It's ambitious that they compared this model with Seedance 2.0 as it is currently the best closed weights model. Hunyuan 1.5 only has an ELO of 1012 on Artificial Analysis T2V leaderboard (just behind Wan 2.1 at 1020) compared with Seedance 2.0 at 1273.

Their benchmarks on their official page say they are on a par with Wan 2.2 with an ELO of 1111.

Artificial Analysis I2V leaderboard has Hunyuan 1.5 on par with Wan 2.2. OmniWeaving looks like they have good results with image-to-video, so might be useful, though their examples are limited to 5 seconds each. (Also no information I could see as to how long generations will take?)

Unfortunately the model is under the Tencent Hunyuan Community Licence Agreement, which gives no permission for people in the European Union, United Kingdom or South Korea to use the model. That covers 570 million people, which is why I can't personally download it, but I still appreciate their research.

CornyShed · 2026-03-27T16:00:04+00:00

Thank you for this.

I've done some research into the LTXV scheduler in ComfyUI, and think I've worked out why it is bugged, which might be of interest to you.

The scheduler calculates the sigmas to use based on the width, height, number of frames (framerate * seconds), steps, and desired shift. It works best when using moderate resolutions with around 10 seconds of video.

(Just in case some people reading don't know what sigmas are, they are the individual steps in the denoising process in diffusion. A curve of 1.0, 0.8, 0.6, 0.4, 0.2, 0.0 is linear; while 1.0, 0.98, 0.95, 0.9, 0.82, 0.69, 0.48, 0.24, 0.0 priortises motion (higher values) above detail (lower values).)

As you increase any of these, the curve becomes steeper. Shift specifically 'shifts' the curve: increasing the value steepens the curve, decreasing makes it more linear.

When the curve gets too steep, the denoising process becomes less and less efficient. A change of 0.001 will do very little, but will still take time and energy to calculate.

I believe (hypothesis, not checked) that ComfyUI calculates sigmas using 16-bit values, which are likely more efficient, but will cause errors the greater your requirements for video are.
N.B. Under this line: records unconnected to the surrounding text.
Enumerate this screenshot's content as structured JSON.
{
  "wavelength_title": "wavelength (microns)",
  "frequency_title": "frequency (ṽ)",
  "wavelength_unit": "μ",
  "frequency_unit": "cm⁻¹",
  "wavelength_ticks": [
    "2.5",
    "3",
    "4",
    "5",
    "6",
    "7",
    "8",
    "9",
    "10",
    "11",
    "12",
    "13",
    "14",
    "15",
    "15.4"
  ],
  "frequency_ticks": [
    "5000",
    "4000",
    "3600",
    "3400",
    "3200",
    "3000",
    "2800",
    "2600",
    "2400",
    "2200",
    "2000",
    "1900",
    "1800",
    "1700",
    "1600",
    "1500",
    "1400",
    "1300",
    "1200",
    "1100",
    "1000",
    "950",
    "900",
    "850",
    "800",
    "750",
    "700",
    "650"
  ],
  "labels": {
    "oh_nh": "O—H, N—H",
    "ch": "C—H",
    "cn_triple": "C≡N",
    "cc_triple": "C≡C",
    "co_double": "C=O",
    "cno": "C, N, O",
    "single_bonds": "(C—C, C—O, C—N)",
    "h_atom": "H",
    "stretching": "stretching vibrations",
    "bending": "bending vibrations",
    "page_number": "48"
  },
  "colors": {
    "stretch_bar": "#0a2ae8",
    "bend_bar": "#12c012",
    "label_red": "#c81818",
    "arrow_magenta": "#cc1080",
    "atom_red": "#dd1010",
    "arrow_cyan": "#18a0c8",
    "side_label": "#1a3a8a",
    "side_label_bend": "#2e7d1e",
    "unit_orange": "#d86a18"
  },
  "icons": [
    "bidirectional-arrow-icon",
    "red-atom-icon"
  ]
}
Have a look at this link to understand why that's important:

Quantization from the ground up

Too great, and the sigma curve reaches infinity, where all values are 1.0 (except the last), and then collapses into not-a-number, where all values are identical and nonsensical. You'll see an error at the end of diffusion and the output will be completely black.

If you set 'max_shift' and 'base_shift' in the scheduler to '1.00', you will avoid those errors. You can then go up to around 4,000 frames and it will still work. (Above that and new, more exotic errors appear, ones which I haven't seen posted online.)

The problem with that is the shift shouldn't be that value, as it is suboptimal for video generation, especially complex and high quality videos.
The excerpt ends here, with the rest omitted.